The book is broken into two parts: Births, Deaths and Marriages and Lazarus Taxon.
Book one is all about Richard Jane’s (herein after called Jane as in the book) trek to London and the many problems that arise. Book two (ten years) Jane is in London as part of a resistance kind of outfit. Skinners are the main problem. They are blind but all other senses are heightened. Oh, and there’s a Lion on the loose, rats are not afraid of humans and will feed on sleeping adults. There is rumour of a raft and once confirmed a huge exodus take place. It seems as if there are hundreds of hundreds of people still kicking around in London.
Conrad Williams is an awesome writer, his words flow smoothly and hours can pass without your knowledge as the pages keep turning. But, and it’s a big one. Stuff just happens in the middle of a paragraph. Other scenes are not described clearly, especially the last scene leading to the war and the explosion, because stuff just happens off the cuff, in the middle of something else. There’s no lead up, no build up and maybe that is what Conrad was going for, but to this reader it was confusing and many times I had to go back and re-read the last few pages trying to find the start point that hints at the coming event–but there is none.

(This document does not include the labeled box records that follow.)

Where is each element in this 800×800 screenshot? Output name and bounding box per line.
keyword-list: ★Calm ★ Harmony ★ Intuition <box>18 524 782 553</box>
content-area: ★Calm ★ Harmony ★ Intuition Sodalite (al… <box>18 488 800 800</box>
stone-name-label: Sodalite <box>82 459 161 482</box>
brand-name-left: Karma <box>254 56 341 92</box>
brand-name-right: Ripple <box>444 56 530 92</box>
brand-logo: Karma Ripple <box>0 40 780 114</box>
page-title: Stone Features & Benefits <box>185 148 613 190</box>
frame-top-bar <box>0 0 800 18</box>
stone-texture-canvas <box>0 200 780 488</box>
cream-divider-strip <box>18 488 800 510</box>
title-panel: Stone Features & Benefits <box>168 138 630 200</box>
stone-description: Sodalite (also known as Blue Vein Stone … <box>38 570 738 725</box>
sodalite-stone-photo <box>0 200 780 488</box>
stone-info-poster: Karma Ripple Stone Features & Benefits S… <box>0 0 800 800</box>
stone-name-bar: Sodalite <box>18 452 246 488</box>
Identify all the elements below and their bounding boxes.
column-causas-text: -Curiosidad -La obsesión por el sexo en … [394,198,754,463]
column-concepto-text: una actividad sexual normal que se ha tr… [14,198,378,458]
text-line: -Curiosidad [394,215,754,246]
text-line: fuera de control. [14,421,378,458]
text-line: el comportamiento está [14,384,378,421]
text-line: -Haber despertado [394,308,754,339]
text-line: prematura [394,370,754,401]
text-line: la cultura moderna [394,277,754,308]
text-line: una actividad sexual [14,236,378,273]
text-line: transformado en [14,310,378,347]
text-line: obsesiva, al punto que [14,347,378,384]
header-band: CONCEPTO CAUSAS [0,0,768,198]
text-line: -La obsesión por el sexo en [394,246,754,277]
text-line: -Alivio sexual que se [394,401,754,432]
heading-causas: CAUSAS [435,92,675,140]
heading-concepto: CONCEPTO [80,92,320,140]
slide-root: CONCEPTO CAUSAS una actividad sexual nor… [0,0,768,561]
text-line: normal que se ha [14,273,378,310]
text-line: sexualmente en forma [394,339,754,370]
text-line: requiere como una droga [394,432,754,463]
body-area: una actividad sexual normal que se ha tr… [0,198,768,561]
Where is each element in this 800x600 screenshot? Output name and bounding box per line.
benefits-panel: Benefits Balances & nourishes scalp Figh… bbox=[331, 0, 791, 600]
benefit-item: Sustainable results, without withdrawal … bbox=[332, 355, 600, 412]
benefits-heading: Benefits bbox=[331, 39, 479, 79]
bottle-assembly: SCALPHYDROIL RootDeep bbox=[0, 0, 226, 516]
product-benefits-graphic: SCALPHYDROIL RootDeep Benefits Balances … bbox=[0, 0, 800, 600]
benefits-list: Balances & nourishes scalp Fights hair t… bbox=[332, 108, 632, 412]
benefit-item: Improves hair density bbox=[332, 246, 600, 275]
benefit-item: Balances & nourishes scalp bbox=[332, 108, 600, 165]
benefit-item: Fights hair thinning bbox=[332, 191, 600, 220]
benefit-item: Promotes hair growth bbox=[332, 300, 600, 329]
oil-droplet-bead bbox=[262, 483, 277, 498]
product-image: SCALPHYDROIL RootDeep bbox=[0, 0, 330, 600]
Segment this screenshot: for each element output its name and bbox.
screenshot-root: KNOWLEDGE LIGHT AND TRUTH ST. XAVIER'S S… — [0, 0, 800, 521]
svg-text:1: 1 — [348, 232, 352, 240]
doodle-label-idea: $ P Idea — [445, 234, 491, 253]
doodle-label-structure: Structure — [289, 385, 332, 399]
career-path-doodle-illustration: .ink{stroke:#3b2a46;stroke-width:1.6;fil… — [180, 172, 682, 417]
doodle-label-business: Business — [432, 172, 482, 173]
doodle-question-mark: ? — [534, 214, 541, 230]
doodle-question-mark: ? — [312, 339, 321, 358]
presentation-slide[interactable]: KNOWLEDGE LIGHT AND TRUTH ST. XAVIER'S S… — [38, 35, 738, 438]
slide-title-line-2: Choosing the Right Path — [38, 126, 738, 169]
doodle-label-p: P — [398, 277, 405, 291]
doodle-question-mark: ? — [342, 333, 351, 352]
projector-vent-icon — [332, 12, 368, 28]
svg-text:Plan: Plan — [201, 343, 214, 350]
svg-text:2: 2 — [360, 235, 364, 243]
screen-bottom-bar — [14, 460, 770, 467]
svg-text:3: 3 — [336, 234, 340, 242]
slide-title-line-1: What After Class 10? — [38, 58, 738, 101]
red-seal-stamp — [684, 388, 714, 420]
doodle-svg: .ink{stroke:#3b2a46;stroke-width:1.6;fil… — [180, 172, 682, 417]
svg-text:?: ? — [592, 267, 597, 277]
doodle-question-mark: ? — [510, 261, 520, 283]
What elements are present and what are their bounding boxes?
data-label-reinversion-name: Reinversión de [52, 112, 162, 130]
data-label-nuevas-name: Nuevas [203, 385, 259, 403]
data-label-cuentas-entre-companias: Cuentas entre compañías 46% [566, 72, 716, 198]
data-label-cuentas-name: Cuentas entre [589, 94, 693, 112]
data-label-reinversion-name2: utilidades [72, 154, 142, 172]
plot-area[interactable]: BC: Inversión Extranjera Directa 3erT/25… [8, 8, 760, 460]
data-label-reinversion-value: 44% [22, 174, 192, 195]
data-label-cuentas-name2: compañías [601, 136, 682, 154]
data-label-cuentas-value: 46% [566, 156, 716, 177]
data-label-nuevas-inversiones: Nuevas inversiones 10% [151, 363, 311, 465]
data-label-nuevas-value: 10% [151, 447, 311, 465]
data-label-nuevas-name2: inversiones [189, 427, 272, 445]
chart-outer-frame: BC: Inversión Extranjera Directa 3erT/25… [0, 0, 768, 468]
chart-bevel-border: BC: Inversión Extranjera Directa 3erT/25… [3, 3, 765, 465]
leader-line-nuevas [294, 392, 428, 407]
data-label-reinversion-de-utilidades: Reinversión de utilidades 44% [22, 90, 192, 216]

Jane is a man driven to keep breathing in the hope of one day seeing his son. He won’t accept the fact the boy could be dead, he refuses to accept it. He has hallucinations and dreams of his son and he talks out loud to the non-existent child.
The end is as you would expect, but it is a chocker moment (yes a near tear jerker), because Jane is such a rounded character driven by a basic need to find his son.